But there was no way she’d tell Damien that.
‘Don’t be ridiculous,’ she said, only when she was sure her voice wouldn’t betray her. ‘I told you, I don’t want anything from you.’
Still, his eyes narrowed, focusing on something in her face. ‘Ah, but that’s what you were hoping for, wasn’t it?’
His words cut uncomfortably close to the truth. Why had she had to go and fall in love with him? It had been so much easier in the beginning, before she’d seen beyond the arrogant businessman behind whom Damien existed, before she’d felt his lovemaking and experienced the sheer magic of his touch.
Until then she’d been happy to think about a life with her child—Damien didn’t even have to figure. But she did love him. And now she couldn’t imagine life with his child without him.
Her chin kicked up. ‘You must really fancy yourself. I told you and I mean it. I don’t want anything from you.’
He watched her for a few seconds more, cold emotion drizzling down over them. ‘So be it. Because I don’t do family. It’s not going to happen.’
He walked to the slatted timber bifold doors separating the bedroom from the rest of the apartment. ‘I’m going back to work. Let yourself out when you’re ready.’
‘I’ll be down shortly,’ she said, knowing it would take her a good ten minutes to get herself back together enough to appear in public.
‘Don’t bother,’ he said. ‘Go home.’
And then he was gone.
CHAPTER NINE
‘HOW is she?’ asked Enid on his return.
‘Gone home,’ he snapped back, ‘and if she’s got any sense, she’ll stay there.’
Enid’s eyes narrowed speculatively, her lips tight and puckered. ‘I see.’
‘You do? I sure wish the hell I did. Hold my calls, Enid. Tell everyone I’m in conference.’
‘As you wish,’ she said as he entered his office. He closed the door behind him but for once ignored the expansive desk to his right. Instead he strode to the wall of glass, his window to the outside world, and gazed out across the city, looking for answers amongst the columns of office towers, the low-rise buildings and homes at the city’s fringe and the warehouses of the harbour near the port. The sea lay lifeless in the distance, flat and dull. He empathised. It matched his mood perfectly.
It had been one hell of a day. To finally find the woman who’d been haunting his thoughts and dreams for so long only to discover it had been Philly all along. What was more, to learn she was pregnant with his child.
He was going to be a father.
The concept was as exciting as it was terrifying. Yet he didn’t want a child; he’d never wanted one. He’d survived without the whole family thing for this long. He didn’t need it.
So why did some small part of him insist on feeling proud? He’d spent his life avoiding such possibilities with a vengeance.

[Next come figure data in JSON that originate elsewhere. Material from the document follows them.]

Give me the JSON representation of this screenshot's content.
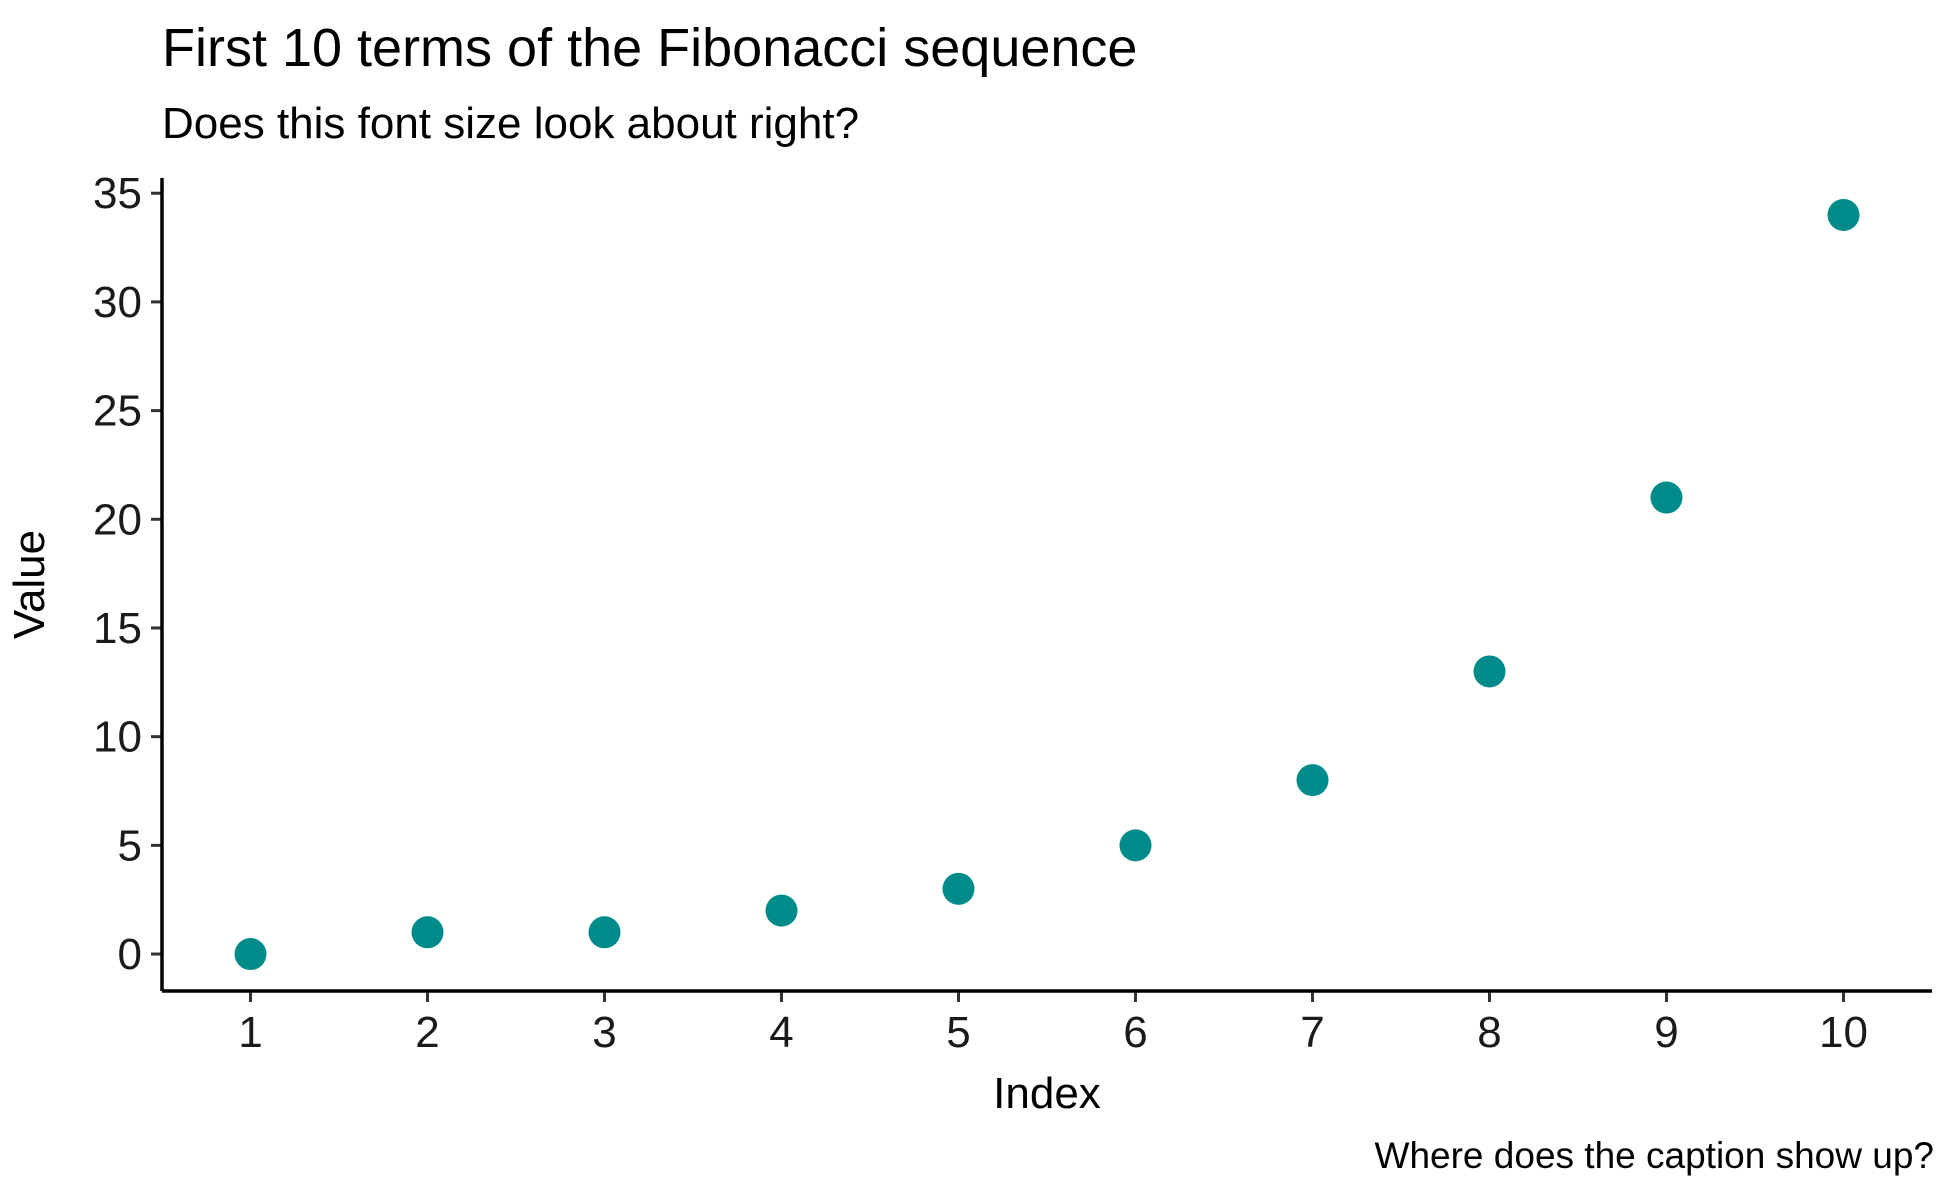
{
  "chart_data": {
    "type": "scatter",
    "title": "First 10 terms of the Fibonacci sequence",
    "subtitle": "Does this font size look about right?",
    "caption": "Where does the caption show up?",
    "xlabel": "Index",
    "ylabel": "Value",
    "x": [
      1,
      2,
      3,
      4,
      5,
      6,
      7,
      8,
      9,
      10
    ],
    "y": [
      0,
      1,
      1,
      2,
      3,
      5,
      8,
      13,
      21,
      34
    ],
    "xticks": [
      "1",
      "2",
      "3",
      "4",
      "5",
      "6",
      "7",
      "8",
      "9",
      "10"
    ],
    "yticks": [
      "0",
      "5",
      "10",
      "15",
      "20",
      "25",
      "30",
      "35"
    ],
    "xlim": [
      0.5,
      10.5
    ],
    "ylim": [
      -1.7,
      35.7
    ],
    "point_color": "#008B8B",
    "grid": false,
    "legend": "none"
  }
}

So why didn’t he break out in a cold sweat as he’d expect? Why did he feel such a sense of exhilaration at the idea?
He was going to be a father.
He was going to have a child.
And, no matter what Philly said, he would make sure that child was properly taken care of.
What was her problem, anyway? He’d just offered her a house, a housekeeper, nursing care for her mother and an income. She wouldn’t have to lift a finger. It was a great deal.
So why wouldn’t she accept? What did she want? He’d made her a reasonable offer. More than reasonable. And she’d turned him down flat.
He sighed deeply, his forehead and hands pressed against the glass as he looked down to the street below. It was a long way down. He’d been down there, at rock bottom and lower, not even within cooee of a rung to begin the long, lonely climb up the ladder.
And he’d made it. All the way to the top on his own. No one to help him, no one to turn to for support but a drunken foster mother who had drunk his foster money blind and the faded memory of a family tragedy that had taught him never to get close to anyone.
He lashed out with his foot, slamming his shoe into the reinforced glass and making the entire window shudder before he spun around and tracked a course round his desk.
What the hell was wrong with him? He hadn’t thought so much about his family for years and yet today, in the feel-good hum of some of the best sex he’d had since their encounter in the boardroom—the only sex he’d had since that encounter in the board-room—the mere suggestion of a honeyed voice had dredged it all up.
He paced the carpet, trying not to ignore the pictures that were surfacing in his mind’s eye, the pictures like dusty film clips he’d been avoiding for years. His father, tall and straight, strong featured, with hair swept back much like his own, but greying already at the temples, the white shirt and dark trousers, his standard uniform; even when picking fruit or working in the garden he had always liked to look his best.